Both an educational history lesson and a compelling personal narrative, Thurgood recounts the life of Supreme Court Justice Thurgood Marshall. This one-man show, written by Emmy Award winning George Stevens Jr, is like a performed memoir, bringing Justice Marshall back to life to speak about his experiences and his crusade for justice. The play’s personable discourse rid it of any resemblance to a droning high school history class (we’ve all been there), and I found myself captivated by the story. Laurence Fishburne all but reincarnated Justice Marshall on stage, speaking about his life with such insight, wisdom, and poignancy that he seemed to be channeling Thurgood’s spirit directly. Depicting Thurgood from young adulthood through his final years, Fishburne delivered an impressive range of physicality and vocal inflection. As the solo performer, he remained fully committed to each moment—his energy never faltered throughout the entire 90-minute performance, and neither did my interest.

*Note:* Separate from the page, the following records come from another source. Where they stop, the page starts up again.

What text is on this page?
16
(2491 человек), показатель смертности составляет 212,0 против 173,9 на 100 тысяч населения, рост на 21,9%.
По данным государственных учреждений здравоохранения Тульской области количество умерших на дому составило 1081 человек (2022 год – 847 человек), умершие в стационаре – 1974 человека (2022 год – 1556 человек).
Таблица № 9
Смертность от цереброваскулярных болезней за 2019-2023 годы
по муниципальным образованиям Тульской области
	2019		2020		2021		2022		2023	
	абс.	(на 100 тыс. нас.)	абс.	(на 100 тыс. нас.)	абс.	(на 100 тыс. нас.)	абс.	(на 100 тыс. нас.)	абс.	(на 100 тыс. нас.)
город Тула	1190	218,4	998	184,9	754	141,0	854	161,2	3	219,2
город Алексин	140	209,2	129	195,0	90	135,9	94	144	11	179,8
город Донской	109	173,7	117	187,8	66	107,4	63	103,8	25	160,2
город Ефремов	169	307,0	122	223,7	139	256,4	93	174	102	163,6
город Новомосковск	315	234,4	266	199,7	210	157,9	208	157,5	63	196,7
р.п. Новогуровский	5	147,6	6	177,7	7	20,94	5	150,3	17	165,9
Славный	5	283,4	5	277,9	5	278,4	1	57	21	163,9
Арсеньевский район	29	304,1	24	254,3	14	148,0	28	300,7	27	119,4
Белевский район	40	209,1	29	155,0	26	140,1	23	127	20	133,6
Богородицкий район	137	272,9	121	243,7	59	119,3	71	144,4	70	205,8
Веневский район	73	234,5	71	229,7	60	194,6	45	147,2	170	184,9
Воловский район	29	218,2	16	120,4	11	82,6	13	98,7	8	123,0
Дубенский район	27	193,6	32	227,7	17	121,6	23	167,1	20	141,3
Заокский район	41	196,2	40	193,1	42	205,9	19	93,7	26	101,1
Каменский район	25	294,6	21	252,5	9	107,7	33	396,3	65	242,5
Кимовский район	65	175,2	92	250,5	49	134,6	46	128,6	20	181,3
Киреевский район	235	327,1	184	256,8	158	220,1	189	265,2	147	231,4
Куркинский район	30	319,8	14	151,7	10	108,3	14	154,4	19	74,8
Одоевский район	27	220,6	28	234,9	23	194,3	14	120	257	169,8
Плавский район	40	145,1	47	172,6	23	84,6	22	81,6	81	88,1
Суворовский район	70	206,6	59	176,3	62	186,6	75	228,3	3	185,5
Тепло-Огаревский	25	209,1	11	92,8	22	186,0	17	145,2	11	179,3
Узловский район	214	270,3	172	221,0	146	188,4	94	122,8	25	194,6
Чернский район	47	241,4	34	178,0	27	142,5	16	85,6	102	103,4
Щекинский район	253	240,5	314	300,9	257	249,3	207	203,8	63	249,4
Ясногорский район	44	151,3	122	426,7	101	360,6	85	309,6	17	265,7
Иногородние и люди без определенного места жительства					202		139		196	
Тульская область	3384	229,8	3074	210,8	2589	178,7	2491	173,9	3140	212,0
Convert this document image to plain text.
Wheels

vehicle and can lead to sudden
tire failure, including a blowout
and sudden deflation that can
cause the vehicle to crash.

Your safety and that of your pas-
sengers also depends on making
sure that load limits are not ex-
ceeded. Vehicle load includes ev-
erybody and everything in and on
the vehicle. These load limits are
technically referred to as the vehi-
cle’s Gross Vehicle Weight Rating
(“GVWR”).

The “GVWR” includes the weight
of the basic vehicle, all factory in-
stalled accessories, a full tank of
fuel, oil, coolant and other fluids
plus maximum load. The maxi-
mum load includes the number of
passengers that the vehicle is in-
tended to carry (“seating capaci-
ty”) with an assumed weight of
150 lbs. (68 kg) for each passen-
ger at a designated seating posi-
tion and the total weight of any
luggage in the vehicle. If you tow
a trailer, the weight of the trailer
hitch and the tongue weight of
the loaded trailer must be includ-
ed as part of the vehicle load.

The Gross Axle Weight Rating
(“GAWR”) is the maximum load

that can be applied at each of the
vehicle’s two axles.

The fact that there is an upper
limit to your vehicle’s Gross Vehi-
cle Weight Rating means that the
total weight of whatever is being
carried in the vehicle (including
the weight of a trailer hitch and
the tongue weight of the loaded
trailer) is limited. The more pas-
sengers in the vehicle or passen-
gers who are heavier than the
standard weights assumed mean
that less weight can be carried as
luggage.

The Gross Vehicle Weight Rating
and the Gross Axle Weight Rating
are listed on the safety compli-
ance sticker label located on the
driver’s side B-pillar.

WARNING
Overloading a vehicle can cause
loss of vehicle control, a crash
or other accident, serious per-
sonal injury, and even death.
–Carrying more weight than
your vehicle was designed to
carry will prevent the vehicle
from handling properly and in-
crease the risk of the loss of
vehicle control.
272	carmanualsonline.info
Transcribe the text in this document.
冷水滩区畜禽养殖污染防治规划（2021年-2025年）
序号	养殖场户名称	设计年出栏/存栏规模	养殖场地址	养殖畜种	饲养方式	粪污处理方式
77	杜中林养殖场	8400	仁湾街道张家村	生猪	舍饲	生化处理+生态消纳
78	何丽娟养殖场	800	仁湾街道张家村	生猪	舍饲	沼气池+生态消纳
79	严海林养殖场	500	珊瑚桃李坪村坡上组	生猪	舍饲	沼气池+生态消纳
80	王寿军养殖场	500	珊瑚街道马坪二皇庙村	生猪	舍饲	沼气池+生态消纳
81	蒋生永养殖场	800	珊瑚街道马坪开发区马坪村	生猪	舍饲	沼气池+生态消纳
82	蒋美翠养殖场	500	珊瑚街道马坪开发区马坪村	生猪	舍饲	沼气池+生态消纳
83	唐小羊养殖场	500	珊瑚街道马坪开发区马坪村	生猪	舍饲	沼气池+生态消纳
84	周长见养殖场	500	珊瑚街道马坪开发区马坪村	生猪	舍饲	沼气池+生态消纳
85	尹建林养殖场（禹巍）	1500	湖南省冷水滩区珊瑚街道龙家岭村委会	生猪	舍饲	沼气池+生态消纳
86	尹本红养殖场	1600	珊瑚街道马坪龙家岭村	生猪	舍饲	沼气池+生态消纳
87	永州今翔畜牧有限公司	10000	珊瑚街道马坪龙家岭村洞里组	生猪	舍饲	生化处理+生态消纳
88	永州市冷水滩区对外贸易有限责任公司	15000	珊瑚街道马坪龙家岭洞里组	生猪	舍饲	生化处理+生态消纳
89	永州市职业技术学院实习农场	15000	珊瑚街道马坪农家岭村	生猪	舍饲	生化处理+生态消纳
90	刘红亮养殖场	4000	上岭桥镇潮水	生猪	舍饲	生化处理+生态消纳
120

Besides Fishburne’s brilliant performance, Leonard Foglia’s directorial choices prevented the play from becoming stale or stagnant (a universal challenge in theatre that is magnified with only a single performer). He utilized the space by setting various vignettes in different areas of the stage, which added visual interest and helped Fishburn’s performance remain fresh.
The set itself was simple yet effective—a stately, mahogany table surrounded by a few chairs, a podium centered behind the table, and a white, stucco American flag backdrop onto which images were projected. The lighting and sound design enhanced the show further by bringing elements of Fishburn’s monologues to life, embellishing his stories with fitting sound effects and establishing different moods with the lighting. Every aspect of this show contributed to the play’s success, coming together in a harmonious balance of education and entertainment.
Thurgood was indeed thoroughly great.
Thurgood is running at the Geffen Playhouse in Los Angeles until August 8.